It’s time to uproot MDC councils

 

Zimbabwe has a new term in the property market. Land Baron is the term. This is a brand new term that never existed before 2000. Coincidentally, the Movement for Democratic Change (MDC) arrived on the political scene in the 2000 watershed elections where the party fared fairly well in urban local authorities.

That signalled the birth of land barons. By definition, land barons are urban land thieves who, by their close proximity to municipality officials, twist urban by-laws governing land expropriation and exploitation, making themselves the new law and selling land corruptly acquired using their proxies or themselves if they have sufficient corrupt power.

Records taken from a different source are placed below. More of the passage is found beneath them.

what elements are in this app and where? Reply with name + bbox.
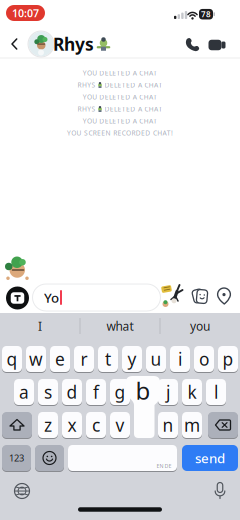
button[interactable]: j — [158, 379, 178, 405]
staticText: YOU SCREEN RECORDED CHAT! — [67, 129, 173, 138]
staticText: DELETED A CHAT — [104, 81, 162, 90]
button[interactable]: what — [85, 315, 155, 337]
staticText: Rhys — [53, 32, 94, 56]
button[interactable] — [214, 482, 226, 500]
staticText: d — [66, 380, 78, 404]
staticText: 10:07 — [12, 6, 39, 20]
staticText: Yo — [44, 289, 59, 306]
button[interactable]: you — [165, 315, 235, 337]
button[interactable]: r — [74, 346, 94, 372]
button[interactable]: t — [98, 346, 118, 372]
staticText: l — [214, 380, 218, 404]
staticText: YOU — [83, 69, 97, 78]
button[interactable]: l — [206, 379, 226, 405]
button[interactable] — [35, 445, 64, 471]
button[interactable]: e — [50, 346, 70, 372]
staticText: o — [199, 348, 209, 370]
staticText: k — [188, 380, 196, 404]
staticText: YOU — [83, 117, 97, 126]
staticText: YOU — [83, 93, 97, 102]
staticText: f — [93, 380, 99, 404]
staticText: h — [138, 380, 150, 404]
staticText: you — [190, 318, 210, 334]
button[interactable]: EN DE — [68, 445, 177, 471]
button[interactable]: Yo — [32, 284, 160, 311]
staticText: what — [106, 318, 134, 334]
button[interactable] — [208, 38, 226, 52]
staticText: b — [136, 375, 150, 406]
staticText: g — [114, 380, 126, 404]
button[interactable] — [190, 286, 210, 306]
staticText: e — [55, 348, 65, 370]
staticText: q — [6, 348, 18, 370]
staticText: n — [162, 414, 174, 436]
staticText: u — [150, 348, 162, 370]
button[interactable] — [2, 412, 32, 438]
staticText: DELETED A CHAT — [99, 69, 157, 78]
button[interactable]: o — [194, 346, 214, 372]
button[interactable]: z — [38, 412, 58, 438]
button[interactable]: h — [134, 379, 154, 405]
button[interactable]: send — [182, 445, 238, 471]
button[interactable] — [6, 32, 24, 56]
button[interactable]: x — [62, 412, 82, 438]
button[interactable]: c — [86, 412, 106, 438]
button[interactable]: i — [170, 346, 190, 372]
staticText: RHYS — [78, 105, 96, 114]
button[interactable]: Rhys — [53, 32, 110, 56]
staticText: 123 — [9, 452, 24, 464]
button[interactable] — [159, 282, 185, 308]
button[interactable] — [6, 286, 29, 310]
button[interactable]: p — [218, 346, 238, 372]
button[interactable]: s — [38, 379, 58, 405]
staticText: r — [80, 348, 88, 370]
staticText: z — [44, 414, 52, 436]
staticText: EN DE — [156, 462, 172, 470]
staticText: a — [19, 380, 29, 404]
staticText: t — [105, 348, 111, 370]
staticText: I — [38, 318, 42, 334]
staticText: send — [195, 449, 225, 467]
staticText: DELETED A CHAT — [99, 117, 157, 126]
button[interactable]: n — [158, 412, 178, 438]
staticText: RHYS — [78, 81, 96, 90]
button[interactable] — [14, 482, 30, 500]
button[interactable] — [185, 37, 200, 52]
button[interactable]: f — [86, 379, 106, 405]
button[interactable]: m — [182, 412, 202, 438]
button[interactable] — [214, 286, 234, 306]
staticText: s — [44, 380, 52, 404]
staticText: y — [128, 348, 136, 370]
button[interactable]: d — [62, 379, 82, 405]
button[interactable]: k — [182, 379, 202, 405]
staticText: 78 — [201, 9, 211, 20]
staticText: i — [178, 348, 182, 370]
button[interactable]: g — [110, 379, 130, 405]
button[interactable]: y — [122, 346, 142, 372]
staticText: w — [29, 348, 43, 370]
button[interactable]: q — [2, 346, 22, 372]
button[interactable] — [208, 412, 238, 438]
button[interactable]: a — [14, 379, 34, 405]
staticText: m — [184, 414, 200, 436]
staticText: x — [68, 414, 76, 436]
staticText: p — [222, 348, 234, 370]
staticText: v — [116, 414, 124, 436]
staticText: DELETED A CHAT — [104, 105, 162, 114]
button[interactable]: 123 — [2, 445, 31, 471]
button[interactable]: w — [26, 346, 46, 372]
staticText: j — [166, 380, 170, 404]
staticText: DELETED A CHAT — [99, 93, 157, 102]
button[interactable]: 10:07 — [6, 5, 45, 21]
button[interactable]: I — [5, 315, 75, 337]
staticText: c — [92, 414, 100, 436]
button[interactable] — [28, 30, 54, 58]
button[interactable]: v — [110, 412, 130, 438]
button[interactable]: u — [146, 346, 166, 372]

The era of land barons has not only brought headache to council alone, but has brought untold suffering to unsuspecting home owners who buy land from this unscrupulous new crop of ‘MDC businessmen’ and often-times their properties are destroyed to pave way for the planned development by the rightful owners of land they would have acquired under false pretentions.

An election is coming in 72 hours and Zimbabwe is presented with a golden opportunity to overthrow urban anarchy. Also up for overthrow is poor service delivery, disrespect for urban-by laws, national laws and human rights. Zimbabwe has a chance to redeem itself from the law of the jungle that has been brought to town by greedy MDC councils which have rough ridden the electorate for the past 18 years. Eighteen years is a good length of time and any person who reaches that age is considered to be of reasonable age and has a right and responsibility for majority action. So, Zimbabwe has come of age and has qualified for this right to overthrow wrongs and install the right.

In the 1940s, urban settlements were designed with tarmac roads. In this new era of land barons, 80 years later, there are gravel roads like rural townships. In fact, those who get gravel will be the lucky ones. The not-so-lucky never get any roads, they have to drive through any open space without an impediment or dug hole. The path used today may end up with a house built on it or a well dug tomorrow.  Instead of running water, there are wells, blair toilets and pit latrines in town! If the electorate allows national development to go in this direction, there would be pole and dagga houses in Borrowdale in twenty years time.  A game park will be established in Harare gardens and traffic lights will be demoted to Christmas lights. Already, paths and guesswork roads are the new highways in Harare, the originally designed roads had to be inherited by Government after the MDC driven council had shifted its energies to matters outside the Urban Councils Act and neglected the roads to death.

Not only was anarchy introduced to the newly developed land baron suburbs, but it was also introduced to established suburbs. Rates were and are still being collected for non-rendered services. Areas like Mabvuku only got running water this month since the past ten years. They were subjected to water bills. Every Harare house today is subjected to a revenue collection levy, refuse which is not collected. In ‘Landbarondale’, council can neither impose any levying of any sort because the sprouting new settlements are not on the city map. It is impossible to levy property tax on structures nonexistent in urban maps. The City of Harare was designed and put under an organised map more than a hundred years ago. Today, outlaws masquerading as businessmen have taken the city towards haphazard semi-rural settlements. If nothing is done, the next hundred years will see Harare turning into a rural area with cattle roaming the streets of Harare and herd boys taking turns to run the affairs of the city.

Now is the time to wrestle the city from herd boys. That power is vested in the hand of every voter. Every voter has a patriotic duty to defend Harare through voting a new bureaucracy which respects the rule of law. Any voter who chooses to spurn this once in five years opportunity will rue the day she chose not to use this important opportunity and responsibility.

Harare today is home to five thousand graves of cholera victims, a medieval disease which raged Budiriro in 2008 under the watchful eye of a proud MDC council. The same party is promising to run the country better. Yes, the country! This is not a laughing but a crying matter. Let us not just cry but defend ourselves with the vote.